Wynter was born as Dagmar Winter in Berlin, Germany, the daughter of Dr. Peter Wynter (né Winter), a British surgeon, and his wife, Jutta (née Oarda), a native of Hungary. She grew up in England. When she was sixteen years old her father went to Morocco to operate on a woman who would not allow anyone else to attend her. He visited friends in Southern Rhodesia, fell in love with it and brought his daughter and her stepmother to live with him there.

Dana Wynter (as she called herself, pronounced as Donna) later enrolled at South Africa's Rhodes University (the only female student in a class of 150) and dabbled in theatre, playing the blind girl in a school production of Through a Glass Darkly, in which she claimed to be "terrible". After more than a year of studies, she returned to England, dropped her medical studies and turned to acting.

Wynter began her cinema career at 21 in 1951, playing small roles, often uncredited, in British films.
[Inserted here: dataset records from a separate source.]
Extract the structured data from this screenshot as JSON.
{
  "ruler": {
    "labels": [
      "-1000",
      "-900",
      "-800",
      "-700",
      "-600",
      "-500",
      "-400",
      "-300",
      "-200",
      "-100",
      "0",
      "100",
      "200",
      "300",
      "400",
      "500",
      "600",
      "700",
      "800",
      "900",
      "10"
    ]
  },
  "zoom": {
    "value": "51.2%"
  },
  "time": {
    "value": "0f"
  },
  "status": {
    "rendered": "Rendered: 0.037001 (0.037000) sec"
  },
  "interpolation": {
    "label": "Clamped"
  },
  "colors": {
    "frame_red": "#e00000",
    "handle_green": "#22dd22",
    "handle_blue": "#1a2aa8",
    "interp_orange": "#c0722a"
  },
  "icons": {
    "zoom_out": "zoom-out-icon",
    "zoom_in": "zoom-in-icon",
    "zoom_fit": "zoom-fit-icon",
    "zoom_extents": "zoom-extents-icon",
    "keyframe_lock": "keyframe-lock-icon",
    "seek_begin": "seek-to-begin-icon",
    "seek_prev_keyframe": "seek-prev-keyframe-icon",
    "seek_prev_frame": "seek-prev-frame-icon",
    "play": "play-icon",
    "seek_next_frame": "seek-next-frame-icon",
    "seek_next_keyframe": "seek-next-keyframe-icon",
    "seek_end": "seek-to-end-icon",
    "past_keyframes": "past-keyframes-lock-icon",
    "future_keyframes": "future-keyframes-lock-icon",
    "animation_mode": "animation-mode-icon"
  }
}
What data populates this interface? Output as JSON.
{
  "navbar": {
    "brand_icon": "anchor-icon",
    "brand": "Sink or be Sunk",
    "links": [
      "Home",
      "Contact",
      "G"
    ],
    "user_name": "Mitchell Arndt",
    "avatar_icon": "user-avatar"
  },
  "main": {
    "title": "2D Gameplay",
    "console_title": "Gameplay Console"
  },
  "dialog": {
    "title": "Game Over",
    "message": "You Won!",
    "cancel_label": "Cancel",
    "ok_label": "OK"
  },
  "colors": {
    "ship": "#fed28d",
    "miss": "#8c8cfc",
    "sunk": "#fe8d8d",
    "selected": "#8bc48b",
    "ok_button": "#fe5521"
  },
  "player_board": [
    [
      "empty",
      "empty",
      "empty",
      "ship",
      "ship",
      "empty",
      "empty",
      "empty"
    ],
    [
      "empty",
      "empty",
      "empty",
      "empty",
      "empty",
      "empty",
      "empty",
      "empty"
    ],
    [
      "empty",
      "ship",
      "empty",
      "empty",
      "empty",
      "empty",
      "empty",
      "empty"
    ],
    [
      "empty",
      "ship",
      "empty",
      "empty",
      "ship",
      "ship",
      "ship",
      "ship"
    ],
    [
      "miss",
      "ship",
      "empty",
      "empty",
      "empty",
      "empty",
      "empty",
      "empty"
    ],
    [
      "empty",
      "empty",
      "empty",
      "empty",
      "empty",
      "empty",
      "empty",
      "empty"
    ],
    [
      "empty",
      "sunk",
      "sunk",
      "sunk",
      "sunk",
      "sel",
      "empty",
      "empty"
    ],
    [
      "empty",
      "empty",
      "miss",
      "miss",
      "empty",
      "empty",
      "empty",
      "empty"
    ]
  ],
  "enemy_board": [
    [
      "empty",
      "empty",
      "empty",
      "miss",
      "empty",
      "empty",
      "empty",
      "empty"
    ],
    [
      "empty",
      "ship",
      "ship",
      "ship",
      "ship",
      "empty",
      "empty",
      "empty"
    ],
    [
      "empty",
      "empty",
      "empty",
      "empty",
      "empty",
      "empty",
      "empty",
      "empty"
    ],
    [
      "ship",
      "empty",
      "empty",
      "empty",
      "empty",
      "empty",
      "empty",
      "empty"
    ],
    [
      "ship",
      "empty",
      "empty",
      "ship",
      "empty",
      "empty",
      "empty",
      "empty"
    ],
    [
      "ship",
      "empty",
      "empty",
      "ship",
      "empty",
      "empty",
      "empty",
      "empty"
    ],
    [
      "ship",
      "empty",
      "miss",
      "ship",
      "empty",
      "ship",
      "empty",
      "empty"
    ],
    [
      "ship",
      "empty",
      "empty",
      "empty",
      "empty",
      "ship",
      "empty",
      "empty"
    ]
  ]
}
One such was Lady Godiva Rides Again (1951) in which other future leading ladies, Kay Kendall, Diana Dors and Joan Collins played similarly small roles. She was appearing in the play Hammersmith when an American agent told her he wanted to represent her. She was again uncredited when she played Morgan Le Fay's servant in the MGM film Knights of the Round Table (1953). Wynter left for New York on 5 November 1953, Guy Fawkes Day (which commemorates a failed attempt in 1605 to blow up the Palace of Westminster). "There were all sorts of fireworks going off," she later told an interviewer, "and I couldn't help thinking it was a fitting send-off for my departure to the New World."